Physician-assisted suicide occurs when a physician provides a medical means for death, usually a prescription for a lethal amount of medication that the patient takes on his or her own. In euthanasia, the physician directly and intentionally administers a substance to cause death. Physicians and patients should distinguish a decision by patients or their authorized surrogate to refuse life-sustaining treatment or an inadvertent death that occurs during an attempt to relieve suffering from physician-assisted suicide and euthanasia. Laws concerning or moral objections to physician-assisted suicide and euthanasia should not deter physicians from honoring a decision to withhold or withdraw medical interventions in appropriate situations. Fears that unwanted life-sustaining treatment will be imposed continue to motivate some patients to request assisted suicide or euthanasia.
In the clinical setting, all of these acts must be framed within the larger context of good end-of-life care. Many patients who request assisted suicide are depressed, have uncontrolled pain, or have potentially reversible suffering or fears (42). In the setting of providing comfort to a dying person, most physicians and patients should be able to address these issues. For example, with regard to pain control, the physician may appropriately increase medication to relieve pain, even if this action inadvertently shortens life (the "double effect").

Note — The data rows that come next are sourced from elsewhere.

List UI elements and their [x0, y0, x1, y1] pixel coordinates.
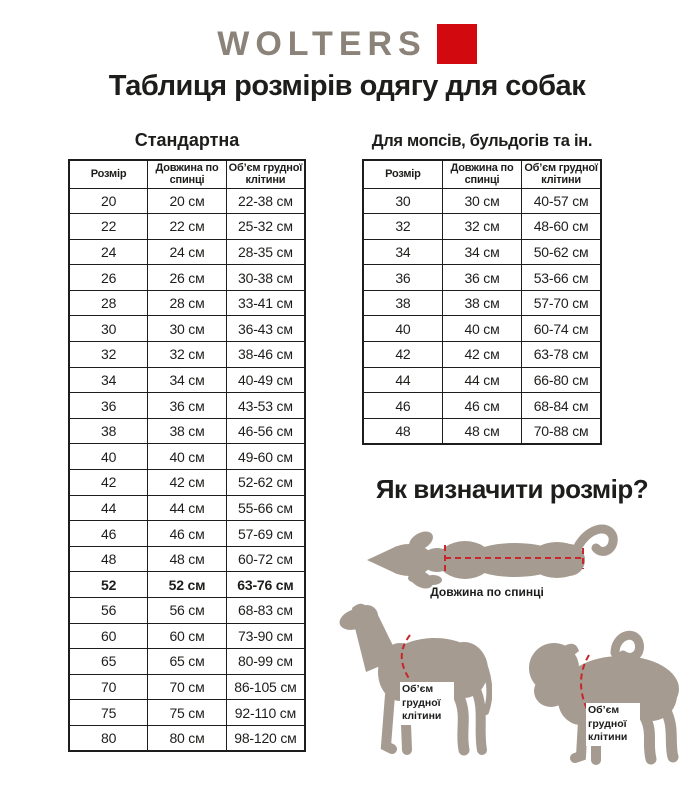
size-table-cell: 55-66 см [226, 495, 305, 521]
standard-size-table [68, 159, 306, 752]
size-table-cell: 46 [363, 393, 442, 419]
size-table-row [363, 188, 601, 214]
column-header-size: Розмір [363, 160, 442, 188]
size-table-row [69, 418, 305, 444]
size-table-cell: 44 [363, 367, 442, 393]
size-table-cell: 28-35 см [226, 239, 305, 265]
size-table-cell: 34 см [148, 367, 227, 393]
size-table-cell: 30 см [148, 316, 227, 342]
size-table-cell: 30 [69, 316, 148, 342]
size-table-cell: 22-38 см [226, 188, 305, 214]
size-table-row [69, 239, 305, 265]
size-table-cell: 40 см [442, 316, 521, 342]
size-table-row [69, 367, 305, 393]
size-table-cell: 66-80 см [522, 367, 601, 393]
size-table-cell: 34 см [442, 239, 521, 265]
size-table-cell: 33-41 см [226, 290, 305, 316]
size-table-row [69, 265, 305, 291]
size-table-row [69, 700, 305, 726]
size-table-cell: 30-38 см [226, 265, 305, 291]
size-table-cell: 40 [363, 316, 442, 342]
size-table-cell: 32 см [442, 214, 521, 240]
size-table-cell: 42 см [442, 342, 521, 368]
size-table-cell: 70 см [148, 674, 227, 700]
size-table-cell: 50-62 см [522, 239, 601, 265]
size-table-row [363, 214, 601, 240]
size-table-cell: 24 [69, 239, 148, 265]
size-table-cell: 30 см [442, 188, 521, 214]
size-table-cell: 80 [69, 725, 148, 751]
size-table-cell: 32 [363, 214, 442, 240]
dog-top-view-illustration [365, 515, 630, 593]
size-table-cell: 36 см [148, 393, 227, 419]
size-table-cell: 26 см [148, 265, 227, 291]
size-table-cell: 53-66 см [522, 265, 601, 291]
size-table-cell: 38 [69, 418, 148, 444]
size-table-cell: 40 [69, 444, 148, 470]
size-table-cell: 60-72 см [226, 546, 305, 572]
standard-table-title: Стандартна [134, 130, 240, 150]
dog-side-view-illustration [330, 600, 492, 758]
size-table-row [363, 316, 601, 342]
column-header-back-length: Довжина по спинці [442, 160, 521, 188]
size-table-row [69, 290, 305, 316]
size-table-cell: 38 [363, 290, 442, 316]
size-table-row [363, 393, 601, 419]
size-table-cell: 43-53 см [226, 393, 305, 419]
size-table-cell: 60-74 см [522, 316, 601, 342]
size-table-cell: 46 см [442, 393, 521, 419]
size-table-row [69, 674, 305, 700]
size-table-cell: 70-88 см [522, 418, 601, 444]
size-table-cell: 38 см [442, 290, 521, 316]
size-table-row [69, 342, 305, 368]
standard-sizes-section [68, 130, 306, 752]
column-header-chest: Об’єм грудної клітини [522, 160, 601, 188]
size-table-cell: 20 см [148, 188, 227, 214]
size-table-row [363, 290, 601, 316]
size-table-cell: 75 [69, 700, 148, 726]
size-table-cell: 46-56 см [226, 418, 305, 444]
size-table-cell: 63-76 см [226, 572, 305, 598]
size-table-cell: 63-78 см [522, 342, 601, 368]
size-table-row [69, 214, 305, 240]
size-table-row [363, 265, 601, 291]
size-table-cell: 48 [69, 546, 148, 572]
size-table-cell: 75 см [148, 700, 227, 726]
size-table-cell: 20 [69, 188, 148, 214]
size-table-row [69, 470, 305, 496]
pug-table-title: Для мопсів, бульдогів та ін. [371, 132, 593, 150]
size-table-cell: 52-62 см [226, 470, 305, 496]
size-table-cell: 38 см [148, 418, 227, 444]
size-table-cell: 34 [69, 367, 148, 393]
table-header-row [69, 160, 305, 188]
size-table-row [69, 725, 305, 751]
size-table-cell: 73-90 см [226, 623, 305, 649]
size-table-cell: 98-120 см [226, 725, 305, 751]
size-table-cell: 65 см [148, 649, 227, 675]
brand-logo [0, 20, 694, 68]
size-table-cell: 30 [363, 188, 442, 214]
size-table-cell: 38-46 см [226, 342, 305, 368]
size-table-cell: 68-83 см [226, 598, 305, 624]
size-table-row [363, 342, 601, 368]
table-header-row [363, 160, 601, 188]
size-table-cell: 44 см [148, 495, 227, 521]
size-table-cell: 46 см [148, 521, 227, 547]
size-table-cell: 48 см [148, 546, 227, 572]
size-table-cell: 68-84 см [522, 393, 601, 419]
chest-label: Об’єм грудної клітини [586, 703, 640, 746]
size-table-row [69, 444, 305, 470]
page-title: Таблиця розмірів одягу для собак [108, 70, 586, 102]
size-table-row [69, 623, 305, 649]
size-table-cell: 60 см [148, 623, 227, 649]
size-table-cell: 42 см [148, 470, 227, 496]
column-header-size: Розмір [69, 160, 148, 188]
size-table-cell: 70 [69, 674, 148, 700]
size-table-row [69, 393, 305, 419]
chest-label: Об’єм грудної клітини [400, 682, 454, 725]
size-table-cell: 80-99 см [226, 649, 305, 675]
size-table-cell: 48 см [442, 418, 521, 444]
size-table-row [69, 495, 305, 521]
column-header-back-length: Довжина по спинці [148, 160, 227, 188]
size-table-cell: 34 [363, 239, 442, 265]
size-table-cell: 60 [69, 623, 148, 649]
pug-sizes-section [362, 130, 602, 445]
size-table-row [69, 188, 305, 214]
size-table-cell: 44 [69, 495, 148, 521]
size-table-cell: 42 [363, 342, 442, 368]
column-header-chest: Об’єм грудної клітини [226, 160, 305, 188]
back-length-label: Довжина по спинці [430, 585, 544, 599]
size-table-cell: 22 [69, 214, 148, 240]
size-table-row [69, 521, 305, 547]
size-table-cell: 92-110 см [226, 700, 305, 726]
size-table-cell: 36-43 см [226, 316, 305, 342]
size-table-row [69, 572, 305, 598]
size-table-cell: 28 [69, 290, 148, 316]
size-table-cell: 32 см [148, 342, 227, 368]
size-table-cell: 36 [69, 393, 148, 419]
size-table-cell: 25-32 см [226, 214, 305, 240]
size-table-row [363, 418, 601, 444]
size-table-cell: 65 [69, 649, 148, 675]
size-table-cell: 22 см [148, 214, 227, 240]
size-table-cell: 36 [363, 265, 442, 291]
brand-logo-square-icon [437, 24, 477, 64]
brand-logo-text: WOLTERS [217, 25, 427, 63]
size-table-cell: 32 [69, 342, 148, 368]
size-table-cell: 52 [69, 572, 148, 598]
size-table-cell: 44 см [442, 367, 521, 393]
size-table-cell: 86-105 см [226, 674, 305, 700]
bulldog-side-view-illustration [523, 625, 688, 768]
size-table-cell: 40 см [148, 444, 227, 470]
size-table-cell: 46 [69, 521, 148, 547]
size-table-cell: 57-69 см [226, 521, 305, 547]
size-table-cell: 24 см [148, 239, 227, 265]
size-table-cell: 57-70 см [522, 290, 601, 316]
size-table-cell: 56 [69, 598, 148, 624]
size-table-cell: 49-60 см [226, 444, 305, 470]
size-table-cell: 40-57 см [522, 188, 601, 214]
pug-size-table [362, 159, 602, 445]
size-table-row [363, 239, 601, 265]
size-table-cell: 42 [69, 470, 148, 496]
size-table-cell: 48 [363, 418, 442, 444]
size-table-row [363, 367, 601, 393]
size-table-cell: 36 см [442, 265, 521, 291]
size-table-cell: 48-60 см [522, 214, 601, 240]
size-table-cell: 56 см [148, 598, 227, 624]
size-table-row [69, 598, 305, 624]
size-table-cell: 40-49 см [226, 367, 305, 393]
size-table-row [69, 546, 305, 572]
size-table-cell: 26 [69, 265, 148, 291]
size-table-cell: 80 см [148, 725, 227, 751]
size-table-row [69, 649, 305, 675]
guide-title: Як визначити розмір? [375, 474, 649, 504]
size-table-cell: 28 см [148, 290, 227, 316]
size-table-cell: 52 см [148, 572, 227, 598]
size-table-row [69, 316, 305, 342]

Physician-assisted suicide may be legalized in some states, although no consensus currently exists among patients or physicians (43) or within the College. Many fear that physicians are inadequately trained to arrive at such a conclusion with patients. Concerns focus in particular on vulnerable populations-poor persons, persons with costly chronic diseases, demented persons, disabled persons, and very young children. Physicians and patients must continue to search together for answers to these problems without violating the physician's personal and professional values and without abandoning the patient to struggle alone. For now, the policy debate continues to evolve rapidly, and physicians should urgently strive to greatly improve the quality of end-of-life care (44).